Todos os biomas brasileiros tiveram saldo negativo, mas a perda foi diminuindo de magnitude ao longo dos anos. Os maiores quantitativos de redução de áreas naturais estiveram concentrados nos Biomas Amazônia e Cerrado. O Pantanal foi o bioma que apresentou os menores decréscimos de áreas naturais, tanto em termos absolutos (2.109 km²) quanto percentuais (1,6%). A maior perda percentual ocorreu no Bioma Pampa, onde 16,8% de sua área natural, em 2000, foi convertida em usos antrópicos. 

Entre 2000 e 2018, houve uma desaceleração nas perdas de áreas naturais no país. A maior desaceleração ocorreu no Bioma Mata Atlântica: de uma perda de 8.793 km², entre 2000 e 2010, para menos 577 km², entre 2016 e 2018. Na Caatinga, nesses mesmos cortes temporais, as perdas foram de 17.165 km² e de 1.604 km², respectivamente. A Mata Atlântica, que sofre a ocupação mais antiga e intensa, conserva 16,6% de suas áreas naturais, o menor percentual entre os biomas. Já a Caatinga, o terceiro bioma mais preservado do país, tem 36,2% de seu território sob influência antrópica.

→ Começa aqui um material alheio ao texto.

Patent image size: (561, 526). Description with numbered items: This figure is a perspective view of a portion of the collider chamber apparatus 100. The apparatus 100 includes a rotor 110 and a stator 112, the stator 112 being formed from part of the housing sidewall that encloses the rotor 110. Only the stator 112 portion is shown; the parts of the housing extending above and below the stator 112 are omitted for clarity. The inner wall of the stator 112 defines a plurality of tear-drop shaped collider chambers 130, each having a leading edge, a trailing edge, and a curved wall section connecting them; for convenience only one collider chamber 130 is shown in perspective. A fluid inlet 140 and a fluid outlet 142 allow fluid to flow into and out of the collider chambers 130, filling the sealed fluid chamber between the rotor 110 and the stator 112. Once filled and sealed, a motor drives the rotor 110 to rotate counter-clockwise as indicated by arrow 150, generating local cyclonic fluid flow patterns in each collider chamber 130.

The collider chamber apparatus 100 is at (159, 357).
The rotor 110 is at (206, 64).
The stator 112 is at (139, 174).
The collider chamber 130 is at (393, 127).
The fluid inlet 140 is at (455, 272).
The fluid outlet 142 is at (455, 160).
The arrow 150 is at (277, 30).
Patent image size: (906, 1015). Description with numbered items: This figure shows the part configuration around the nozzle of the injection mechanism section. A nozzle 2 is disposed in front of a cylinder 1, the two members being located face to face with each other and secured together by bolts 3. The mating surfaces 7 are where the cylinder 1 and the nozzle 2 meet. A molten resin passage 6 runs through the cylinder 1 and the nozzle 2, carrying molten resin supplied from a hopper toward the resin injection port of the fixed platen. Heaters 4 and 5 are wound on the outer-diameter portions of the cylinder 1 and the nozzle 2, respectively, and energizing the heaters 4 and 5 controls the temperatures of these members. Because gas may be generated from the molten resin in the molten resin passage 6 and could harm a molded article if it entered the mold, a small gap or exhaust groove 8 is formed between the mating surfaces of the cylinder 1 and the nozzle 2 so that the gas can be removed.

Entre 2000 e 2018, os biomas terrestres brasileiros perderam cerca de 500 mil km² de sua cobertura natural. Em números absolutos, nesse período, a maior perda foi do bioma Amazônia (269,8 mil km²), seguido pelo Cerrado (152,7 mil km²). Já a maior perda percentual correu no Pampa: menos 16,8% de área natural. Enquanto isso, no mesmo período, o Pantanal teve as menores perdas, em área (-2,1 mil km²) e percentual (-1,6%). São dados das Contas de Ecossistemas: Uso da Terra nos Biomas Brasileiros (2000-2018), que o IBGE divulgou na quinta-feira em mais uma etapa do projeto de incluir os indicadores ambientais do país nas Contas Nacionais.

Entre 2000 e 2018, a Amazônia perdeu quase 8% de sua cobertura florestal, substituída, principalmente, por áreas de pastagem com manejo, que passaram de 248,8 mil km², em 2000, para 426,4 mil km² da Amazônia, em 2018. No Cerrado, houve expansão contínua e acelerada da agricultura, cuja área cresceu 102,6 mil km², entre 2000 e 2018. Aliás, em 2018, 44,61% das áreas agrícolas e 42,73% das áreas de silvicultura do Brasil encontravam-se no Bioma Cerrado.

Amazônia: vegetação florestal perde espaço para pastagens

A Amazônia foi o bioma com mais perdas, entre 2000 e 2018: menos 265.113 km², a maior redução de coberturas naturais nos biomas brasileiros. 

Em 2018, sua cobertura florestal representava 75,7% de sua área original.

A classe de vegetação florestal deu lugar, sobretudo, a áreas de pastagem com manejo, que passaram de 248.794 km² em 2000 para 426.424 km² do bioma em 2018, e de mosaico de ocupações em área florestal, que representou 31% das conversões observadas, evidenciando uma fragmentação da paisagem na região. É importante notar o gradual crescimento da área agrícola na região, passando de 17.073 km², em 2000 para 66.350 km², em 2018.

A dinâmica amazônica, no período, é marcada pelas transições entre vegetação florestal, mosaico de ocupações em área florestal e pastagem com manejo, que muitas vezes se intercalam, mas seguindo a tendência geral de crescimento das classes de pastagem e mosaico de ocupações em área florestal e diminuição da classe de vegetação florestal.